SI.com: This is David Beckham's last game in MLS on Saturday. What has the league learned about how to deal with -- and not to deal with -- a star of Beckham's stature?
Garber: I think we've learned a lot about how to manage a star of David's stature over the last five years. With David the lessons learned were probably a bit different than perhaps other Designated Players in the league, because with all of his global appeal and superstar status he actually is a regular guy. He cared about his teammates, he was good in the locker room, he was very engaged in the community. He did not want to sit in the different section of the airplane than anybody else. If they were going to fly first class he wanted others to fly up there with him. So many of the perceived challenges didn't really exist.
I think if there was one thing at the time we should have done differently, it was agreeing to the loans [of Beckham to AC Milan], which I believe hurt David's credibility with the local fans here. It wore him out, and it ultimately led to a critical Achilles injury. In retrospect now, I think that added to the story, because it wasn't just about him being here for five years and then leaving. There was intrigue, there was drama, a wide variety of things that happened around the David experience that were difficult or challenging while we were going through them but in retrospect I think added to the hugeness of the story.
SI.com: Landon Donovan says this could be his last game, too, even though his Galaxy contract runs through the end of next season. Do you think Donovan will play with the Galaxy in 2013?

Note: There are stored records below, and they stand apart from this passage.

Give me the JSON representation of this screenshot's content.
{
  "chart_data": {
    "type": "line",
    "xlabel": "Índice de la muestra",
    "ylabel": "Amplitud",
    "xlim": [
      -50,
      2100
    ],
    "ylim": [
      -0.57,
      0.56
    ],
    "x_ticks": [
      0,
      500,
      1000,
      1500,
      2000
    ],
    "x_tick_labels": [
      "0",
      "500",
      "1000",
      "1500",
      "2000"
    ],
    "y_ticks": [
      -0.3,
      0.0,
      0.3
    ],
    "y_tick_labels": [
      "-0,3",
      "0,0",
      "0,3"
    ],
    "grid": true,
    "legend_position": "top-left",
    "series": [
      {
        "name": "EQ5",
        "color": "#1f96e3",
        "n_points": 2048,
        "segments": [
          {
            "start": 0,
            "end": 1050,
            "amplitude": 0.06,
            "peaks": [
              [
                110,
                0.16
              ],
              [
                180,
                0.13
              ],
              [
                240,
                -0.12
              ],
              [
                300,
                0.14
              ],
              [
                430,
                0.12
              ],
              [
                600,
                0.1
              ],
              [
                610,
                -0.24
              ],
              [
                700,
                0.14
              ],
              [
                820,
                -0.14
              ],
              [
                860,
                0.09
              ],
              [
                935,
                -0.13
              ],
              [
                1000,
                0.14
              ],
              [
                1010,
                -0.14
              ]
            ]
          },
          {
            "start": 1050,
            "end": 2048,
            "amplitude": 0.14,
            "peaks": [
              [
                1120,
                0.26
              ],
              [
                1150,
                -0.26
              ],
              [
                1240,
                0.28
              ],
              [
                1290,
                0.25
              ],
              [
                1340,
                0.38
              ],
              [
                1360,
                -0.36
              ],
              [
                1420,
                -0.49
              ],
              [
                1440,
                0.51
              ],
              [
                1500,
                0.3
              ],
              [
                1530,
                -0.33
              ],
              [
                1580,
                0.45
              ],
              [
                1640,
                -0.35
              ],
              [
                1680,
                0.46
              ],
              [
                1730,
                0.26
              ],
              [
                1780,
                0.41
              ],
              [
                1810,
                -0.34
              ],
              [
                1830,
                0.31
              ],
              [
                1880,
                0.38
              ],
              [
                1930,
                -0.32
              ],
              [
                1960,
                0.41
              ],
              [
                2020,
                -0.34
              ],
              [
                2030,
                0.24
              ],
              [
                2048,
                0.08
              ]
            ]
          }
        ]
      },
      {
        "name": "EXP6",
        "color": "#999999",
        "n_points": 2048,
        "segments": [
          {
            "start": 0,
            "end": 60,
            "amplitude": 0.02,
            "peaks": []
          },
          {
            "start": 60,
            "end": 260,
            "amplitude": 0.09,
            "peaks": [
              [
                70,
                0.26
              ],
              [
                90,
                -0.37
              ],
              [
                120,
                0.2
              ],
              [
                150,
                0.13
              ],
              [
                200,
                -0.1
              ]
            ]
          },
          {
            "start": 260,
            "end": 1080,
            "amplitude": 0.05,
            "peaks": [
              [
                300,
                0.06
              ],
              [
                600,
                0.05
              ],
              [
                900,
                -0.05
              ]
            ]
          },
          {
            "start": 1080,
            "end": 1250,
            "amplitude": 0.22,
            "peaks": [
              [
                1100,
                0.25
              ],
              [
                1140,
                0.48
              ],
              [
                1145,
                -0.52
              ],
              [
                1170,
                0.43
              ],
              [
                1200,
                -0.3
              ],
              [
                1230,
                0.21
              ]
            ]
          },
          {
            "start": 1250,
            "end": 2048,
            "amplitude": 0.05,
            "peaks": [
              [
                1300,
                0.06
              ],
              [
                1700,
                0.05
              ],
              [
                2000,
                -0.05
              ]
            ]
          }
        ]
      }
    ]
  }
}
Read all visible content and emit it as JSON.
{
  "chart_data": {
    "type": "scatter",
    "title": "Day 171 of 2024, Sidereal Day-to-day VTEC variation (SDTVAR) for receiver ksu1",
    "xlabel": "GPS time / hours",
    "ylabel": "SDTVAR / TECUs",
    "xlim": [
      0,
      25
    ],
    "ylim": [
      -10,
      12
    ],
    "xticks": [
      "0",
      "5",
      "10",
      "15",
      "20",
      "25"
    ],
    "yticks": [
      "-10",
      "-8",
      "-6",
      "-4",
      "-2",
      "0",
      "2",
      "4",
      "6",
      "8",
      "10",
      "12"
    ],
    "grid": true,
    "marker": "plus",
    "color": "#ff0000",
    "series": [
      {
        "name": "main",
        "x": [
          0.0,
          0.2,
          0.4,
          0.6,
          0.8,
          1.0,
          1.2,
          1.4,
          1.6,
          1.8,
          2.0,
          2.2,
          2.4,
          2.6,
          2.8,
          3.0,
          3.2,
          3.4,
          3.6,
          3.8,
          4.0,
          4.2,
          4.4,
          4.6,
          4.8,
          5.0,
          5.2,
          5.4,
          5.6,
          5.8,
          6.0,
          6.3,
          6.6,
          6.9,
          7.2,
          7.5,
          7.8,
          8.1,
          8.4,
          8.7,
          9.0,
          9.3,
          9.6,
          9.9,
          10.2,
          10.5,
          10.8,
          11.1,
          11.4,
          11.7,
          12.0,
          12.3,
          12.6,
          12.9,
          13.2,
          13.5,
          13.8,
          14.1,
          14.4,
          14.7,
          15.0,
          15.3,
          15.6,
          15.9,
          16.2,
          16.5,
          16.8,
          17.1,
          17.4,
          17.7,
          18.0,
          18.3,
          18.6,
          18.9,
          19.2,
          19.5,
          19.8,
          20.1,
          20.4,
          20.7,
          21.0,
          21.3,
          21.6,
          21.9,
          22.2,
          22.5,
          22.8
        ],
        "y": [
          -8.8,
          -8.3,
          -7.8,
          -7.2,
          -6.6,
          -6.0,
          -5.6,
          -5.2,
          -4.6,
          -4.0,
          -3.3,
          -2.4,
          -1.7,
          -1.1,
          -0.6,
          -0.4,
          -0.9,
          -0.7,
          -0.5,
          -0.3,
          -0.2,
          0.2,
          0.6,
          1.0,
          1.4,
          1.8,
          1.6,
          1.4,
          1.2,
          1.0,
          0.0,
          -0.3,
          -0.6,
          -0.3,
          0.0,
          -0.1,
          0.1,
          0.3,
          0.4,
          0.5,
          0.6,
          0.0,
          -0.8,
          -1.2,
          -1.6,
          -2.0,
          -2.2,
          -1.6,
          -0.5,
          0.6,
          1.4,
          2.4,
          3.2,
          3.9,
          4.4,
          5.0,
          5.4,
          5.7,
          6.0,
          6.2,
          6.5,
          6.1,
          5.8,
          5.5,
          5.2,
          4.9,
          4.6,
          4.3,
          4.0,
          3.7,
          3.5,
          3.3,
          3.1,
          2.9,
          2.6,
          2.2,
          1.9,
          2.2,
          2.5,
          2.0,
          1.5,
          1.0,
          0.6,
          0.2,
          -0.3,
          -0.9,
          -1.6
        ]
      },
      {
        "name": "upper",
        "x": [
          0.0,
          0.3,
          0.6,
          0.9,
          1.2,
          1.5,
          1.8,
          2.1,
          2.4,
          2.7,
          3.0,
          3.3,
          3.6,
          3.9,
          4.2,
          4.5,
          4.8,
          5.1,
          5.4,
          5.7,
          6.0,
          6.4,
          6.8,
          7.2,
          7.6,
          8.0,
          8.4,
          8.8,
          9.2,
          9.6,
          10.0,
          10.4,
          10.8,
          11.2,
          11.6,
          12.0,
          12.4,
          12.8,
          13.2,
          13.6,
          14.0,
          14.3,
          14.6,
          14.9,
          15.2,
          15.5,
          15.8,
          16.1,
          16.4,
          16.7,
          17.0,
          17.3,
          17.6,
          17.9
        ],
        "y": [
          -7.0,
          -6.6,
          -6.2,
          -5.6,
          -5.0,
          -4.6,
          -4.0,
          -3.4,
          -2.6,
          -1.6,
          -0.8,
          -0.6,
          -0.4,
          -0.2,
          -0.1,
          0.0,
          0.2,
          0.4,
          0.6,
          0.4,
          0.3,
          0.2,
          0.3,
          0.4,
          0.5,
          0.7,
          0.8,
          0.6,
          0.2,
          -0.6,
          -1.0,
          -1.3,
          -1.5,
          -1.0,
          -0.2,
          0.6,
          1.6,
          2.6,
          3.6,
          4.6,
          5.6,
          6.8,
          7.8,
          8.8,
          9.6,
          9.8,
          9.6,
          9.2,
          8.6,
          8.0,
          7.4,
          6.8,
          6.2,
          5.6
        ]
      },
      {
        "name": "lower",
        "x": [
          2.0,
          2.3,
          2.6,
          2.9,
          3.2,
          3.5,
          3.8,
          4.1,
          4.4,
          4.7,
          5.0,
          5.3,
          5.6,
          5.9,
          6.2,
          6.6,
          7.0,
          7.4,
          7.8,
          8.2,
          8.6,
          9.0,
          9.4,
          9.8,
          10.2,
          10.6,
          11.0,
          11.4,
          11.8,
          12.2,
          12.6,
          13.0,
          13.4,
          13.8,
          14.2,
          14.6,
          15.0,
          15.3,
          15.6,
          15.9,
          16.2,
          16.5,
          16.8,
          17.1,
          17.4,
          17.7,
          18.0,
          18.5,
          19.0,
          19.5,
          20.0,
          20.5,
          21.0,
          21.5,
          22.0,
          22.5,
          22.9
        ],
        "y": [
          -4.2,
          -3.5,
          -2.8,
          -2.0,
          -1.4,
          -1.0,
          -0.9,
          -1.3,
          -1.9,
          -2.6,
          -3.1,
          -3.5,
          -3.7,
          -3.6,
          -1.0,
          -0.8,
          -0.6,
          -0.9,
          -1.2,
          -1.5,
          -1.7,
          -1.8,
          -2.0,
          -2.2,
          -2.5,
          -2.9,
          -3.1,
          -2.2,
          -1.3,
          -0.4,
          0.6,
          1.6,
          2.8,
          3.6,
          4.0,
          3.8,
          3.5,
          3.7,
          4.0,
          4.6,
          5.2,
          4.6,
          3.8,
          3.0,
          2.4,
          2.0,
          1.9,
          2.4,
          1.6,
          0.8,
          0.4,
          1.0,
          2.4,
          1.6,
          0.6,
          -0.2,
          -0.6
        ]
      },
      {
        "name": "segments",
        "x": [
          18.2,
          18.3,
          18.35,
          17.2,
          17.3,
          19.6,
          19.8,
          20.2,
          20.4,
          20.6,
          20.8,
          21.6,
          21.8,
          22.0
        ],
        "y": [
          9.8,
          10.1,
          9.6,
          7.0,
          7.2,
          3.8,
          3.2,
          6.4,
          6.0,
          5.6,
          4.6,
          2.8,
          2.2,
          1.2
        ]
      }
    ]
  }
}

Garber: I certainly hope so. That's a question for Landon and Tim [Leiweke, AEG president] and Bruce [Arena, Galaxy coach and GM]. But being out here and being with Landon today at the MLS Works [charity] event, it's clear to me what an incredibly special guy he is, not just as this American soccer hero, but he's also got a presence and leadership skills that are underrated. When Landon got up to speak at this event, he got the biggest cheer of anybody, from the mayor to Tim Leiweke to Don Garber and anybody else. Landon's a special guy, and I hope he's in this league for a very long time.